Когда пасхальные торжества закончились и пилигримам пришло время покинуть Иерусалим, Мария и Иосиф попытались найти своего сына, но их поиски были безуспешны.
- Он где-то среди молодежи, - сказал хозяин каравана, неопределенно указав на середину готовившейся в путь вереницы верблюдов, ослов и пешего люда. - Они там распевают новые иерусалимские песенки и пиликают на двухструнных скрипках. Ваш сын наверняка среди них.
Но Иисуса там не оказалось.
- Подождите нас, - попросил Иосиф, - нам нужно поискать его.
- Когда солнце коснется верхнего края вон той башни, мы отъезжаем. Никого ждать не будем, - предупредил хозяин каравана.
Мария и Иосиф, очень обеспокоенные, пошли искать Иисуса. Повсюду воры, драчливые сирийские солдаты, разные опасности…
А в это время Иисус в одиночестве отправился в Храм, зная, что тишину его теперь не нарушают ни звон монет, ни хлопание голубиных крыльев, ни блеяние ягнят - все то, что обычно сопровождает возложения даров и жертвоприношения. В переднем дворе он был не один: с башни наблюдали стражники, вооруженные копьями, - так было заведено с того самого дня, когда изображение Тиверия едва не попало в Святая святых. Иисус стер с глаз маячившие на башне фигуры, не пустил в уши грубоватые шутки на плохом арамейском, вроде: "Немного запоздал, йелед, а?" Он стоял посреди переднего двора, ощущая присутствие Бога в невидимом луче, протянувшемся к нему от алтаря, более жарком, чем солнце над головой. Можно было подумать, что он находится в состоянии транса.
Мимо проходил какой-то почтенный служитель Храма, который, увидев Иисуса, мягко спросил:
- Что ты делаешь здесь в одиночестве, сын мой?
- Едва ли я в одиночестве, - ответил мальчик с полуулыбкой. - Здесь Бог.
- "Из уст младенцев и грудных детей…" - начал было священник.
- Я не грудное дитя и не младенец. Впрочем, мне следовало бы подумать - и теперь я говорю это своими устами, - что дитя и младенец одно и то же. По установлению нашей веры, святой отец, я теперь мужчина.

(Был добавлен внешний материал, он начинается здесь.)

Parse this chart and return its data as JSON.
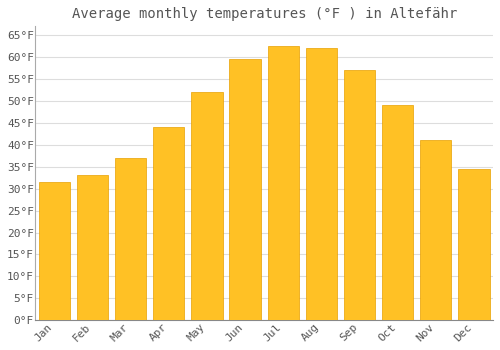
{
  "title": "Average monthly temperatures (°F ) in Altefähr",
  "months": [
    "Jan",
    "Feb",
    "Mar",
    "Apr",
    "May",
    "Jun",
    "Jul",
    "Aug",
    "Sep",
    "Oct",
    "Nov",
    "Dec"
  ],
  "values": [
    31.5,
    33.0,
    37.0,
    44.0,
    52.0,
    59.5,
    62.5,
    62.0,
    57.0,
    49.0,
    41.0,
    34.5
  ],
  "bar_color": "#FFC125",
  "bar_edge_color": "#E8A000",
  "background_color": "#FFFFFF",
  "grid_color": "#DDDDDD",
  "text_color": "#555555",
  "ylim": [
    0,
    67
  ],
  "yticks": [
    0,
    5,
    10,
    15,
    20,
    25,
    30,
    35,
    40,
    45,
    50,
    55,
    60,
    65
  ],
  "title_fontsize": 10,
  "tick_fontsize": 8,
  "bar_width": 0.82
}
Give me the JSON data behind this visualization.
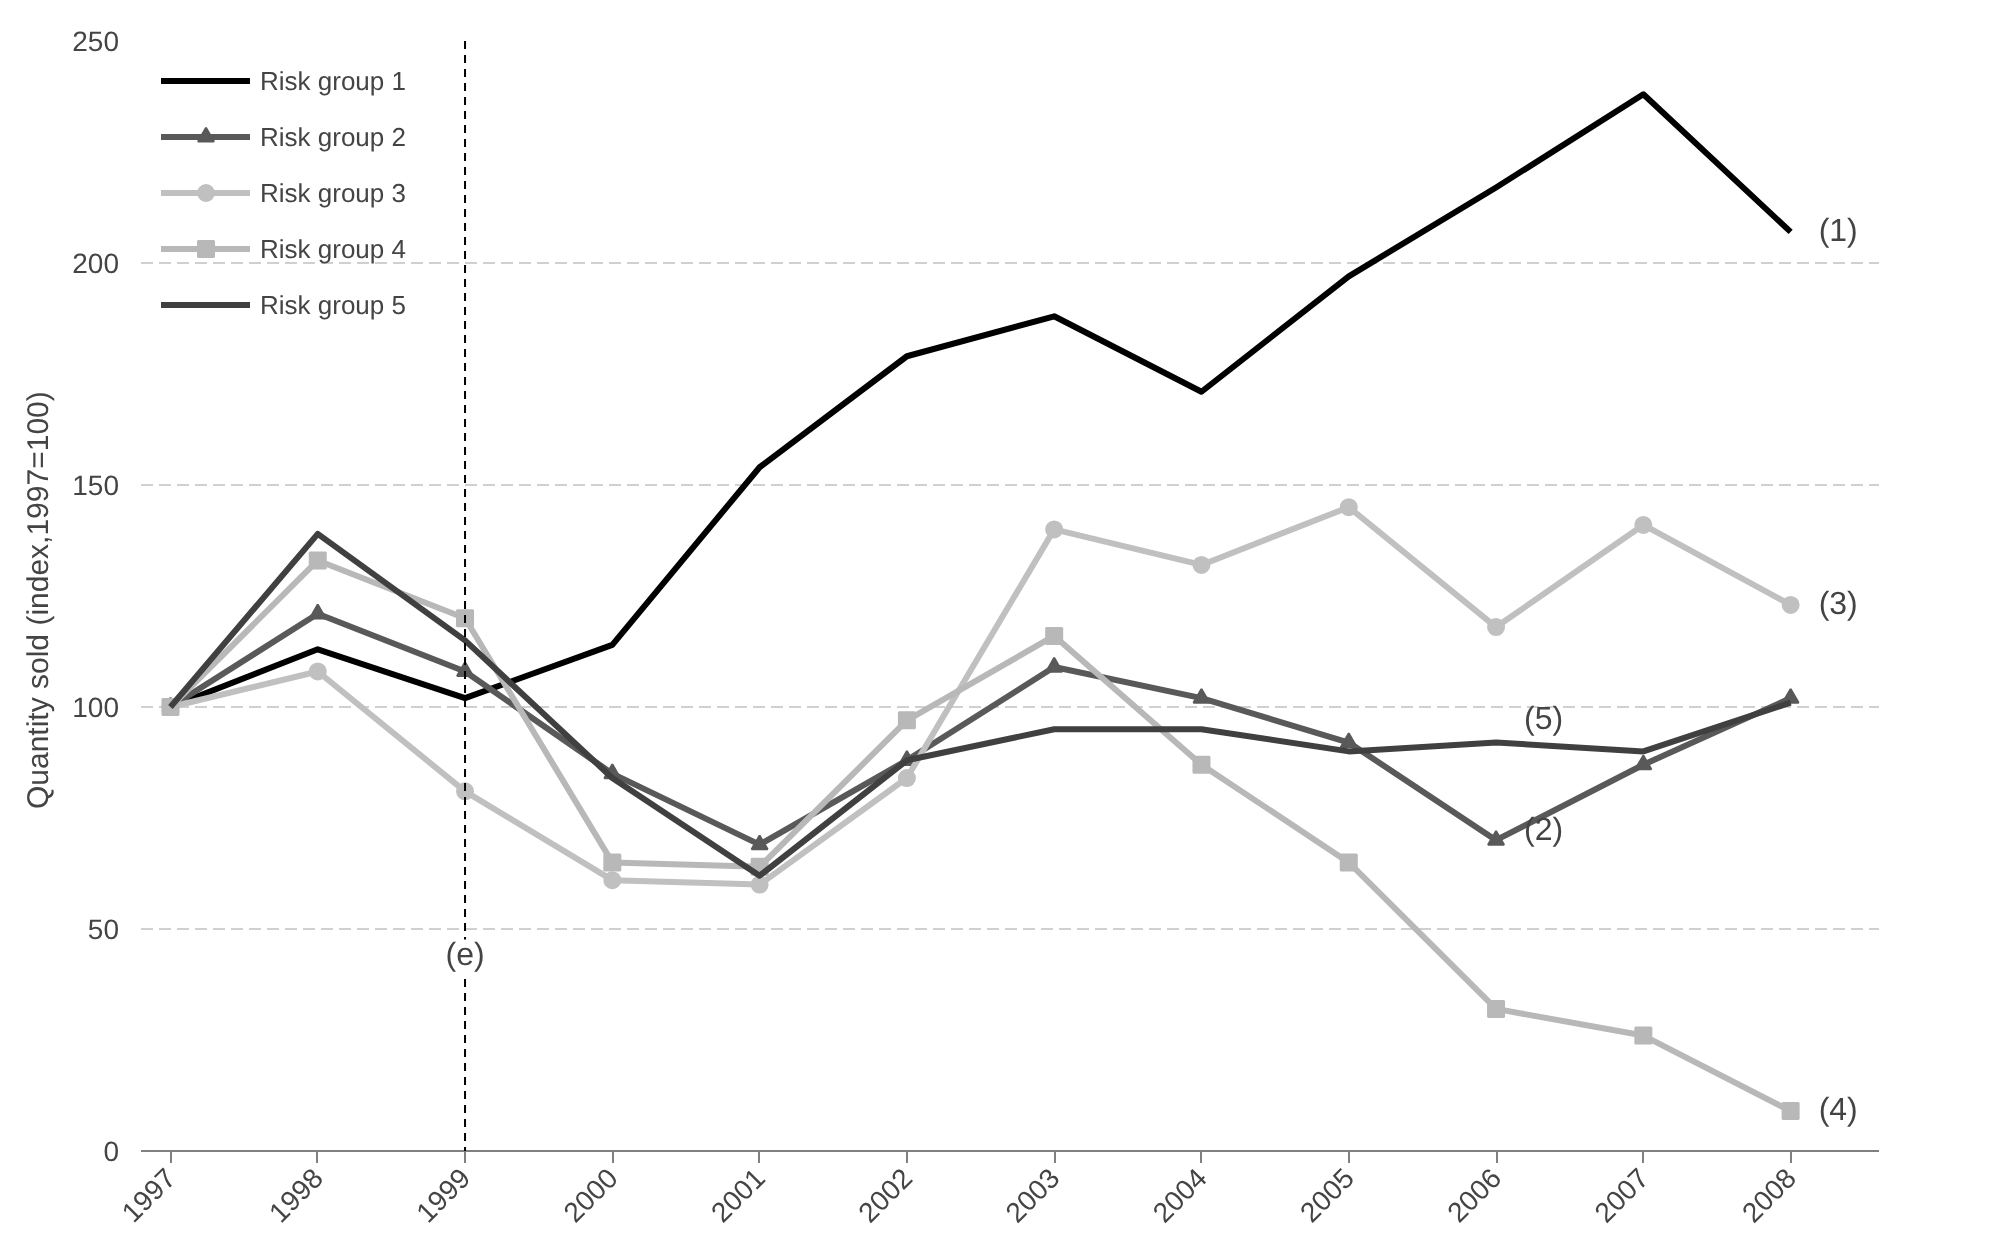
{
  "chart_data": {
    "type": "line",
    "ylabel": "Quantity sold  (index,1997=100)",
    "categories": [
      "1997",
      "1998",
      "1999",
      "2000",
      "2001",
      "2002",
      "2003",
      "2004",
      "2005",
      "2006",
      "2007",
      "2008"
    ],
    "series": [
      {
        "name": "Risk group 1",
        "color": "#000000",
        "marker": "none",
        "values": [
          100,
          113,
          102,
          114,
          154,
          179,
          188,
          171,
          197,
          217,
          238,
          207
        ]
      },
      {
        "name": "Risk group 2",
        "color": "#595959",
        "marker": "triangle",
        "values": [
          100,
          121,
          108,
          85,
          69,
          88,
          109,
          102,
          92,
          70,
          87,
          102
        ]
      },
      {
        "name": "Risk group 3",
        "color": "#c0c0c0",
        "marker": "circle",
        "values": [
          100,
          108,
          81,
          61,
          60,
          84,
          140,
          132,
          145,
          118,
          141,
          123
        ]
      },
      {
        "name": "Risk group 4",
        "color": "#b8b8b8",
        "marker": "square",
        "values": [
          100,
          133,
          120,
          65,
          64,
          97,
          116,
          87,
          65,
          32,
          26,
          9
        ]
      },
      {
        "name": "Risk group 5",
        "color": "#404040",
        "marker": "none",
        "values": [
          100,
          139,
          115,
          84,
          62,
          88,
          95,
          95,
          90,
          92,
          90,
          101
        ]
      }
    ],
    "ylim": [
      0,
      250
    ],
    "yticks": [
      0,
      50,
      100,
      150,
      200,
      250
    ],
    "grid": "y",
    "legend": "top left",
    "ref_lines": [
      {
        "axis": "x",
        "value": "1999",
        "label": "(e)",
        "line_style": "dashed",
        "color": "#000000"
      }
    ],
    "annotations": [
      {
        "text": "(1)",
        "x": "2008",
        "y": 207
      },
      {
        "text": "(3)",
        "x": "2008",
        "y": 123
      },
      {
        "text": "(5)",
        "x": "2006",
        "y": 92
      },
      {
        "text": "(2)",
        "x": "2006",
        "y": 72
      },
      {
        "text": "(4)",
        "x": "2008",
        "y": 9
      }
    ]
  }
}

Подошел еще один бородатый служитель и, не обращая внимания на мальчика, сказал, что приходил такой-то и сообщил, что вопрос относительно такого-то решен удовлетворительно.
- Хорошо, хорошо, - сказал первый служитель. - Настоящий муравей этот человек, какую бы работу ни делал. "Пойди к муравью, ленивец…" - процитировал он и, улыбаясь, обратился к Иисусу: - Послушай, мой мальчик, в Священном Писании есть слова на любой случай.
Мальчик улыбнулся в ответ:
- Притчи Соломоновы скорее разумны, чем священны. Мы ведь должны делать различие между краткими мирскими записками царя, который был человеком дела, и теми действительно священными высказываниями, которые возвышаются над обыденной жизнью.
- Кажется, ты не только читаешь, но и думаешь о прочитанном. Но послушай, мой мальчик, добрый совет: не думай слишком много. Думать - это значит расщеплять, делить, распределять по категориям, а этого со словом Божьим делать не следует. Ты не должен говорить, что вот это мирское, а вот это священное, ибо в таком случае придешь к тому, что перестанешь проглатывать текст Писания целиком, а здесь таится опасность ереси.
- Целиком глотают собаки, - возразил Иисус, - а человек разжевывает и выплевывает то, чего глотать не стоит. Разве то же не относится и к Книге притчей Соломоновых?
Ни тот, ни другой священник не могли обижаться на то, что можно было бы истолковать как проявление мальчишеской дерзости, поскольку Иисус говорил с застенчивой улыбкой и сопровождал свою речь почтительными жестами. Кроме того, они, почти вопреки их воле, были очарованы зрелостью этого подростка, рослого, но лишь с намеками на бороду, с абсолютно невинным взглядом прекрасных серых глаз. К двоим священникам присоединился еще один, очень тощий и полностью лишенный юмора, и задал вопрос, прозвучавший в этот момент чрезвычайно глупо:
- Что ты здесь делаешь, мальчик?
- Учусь мудрости, учусь святости, впитываю тепло присутствия Божьего в обиталище Бога на земле, господин.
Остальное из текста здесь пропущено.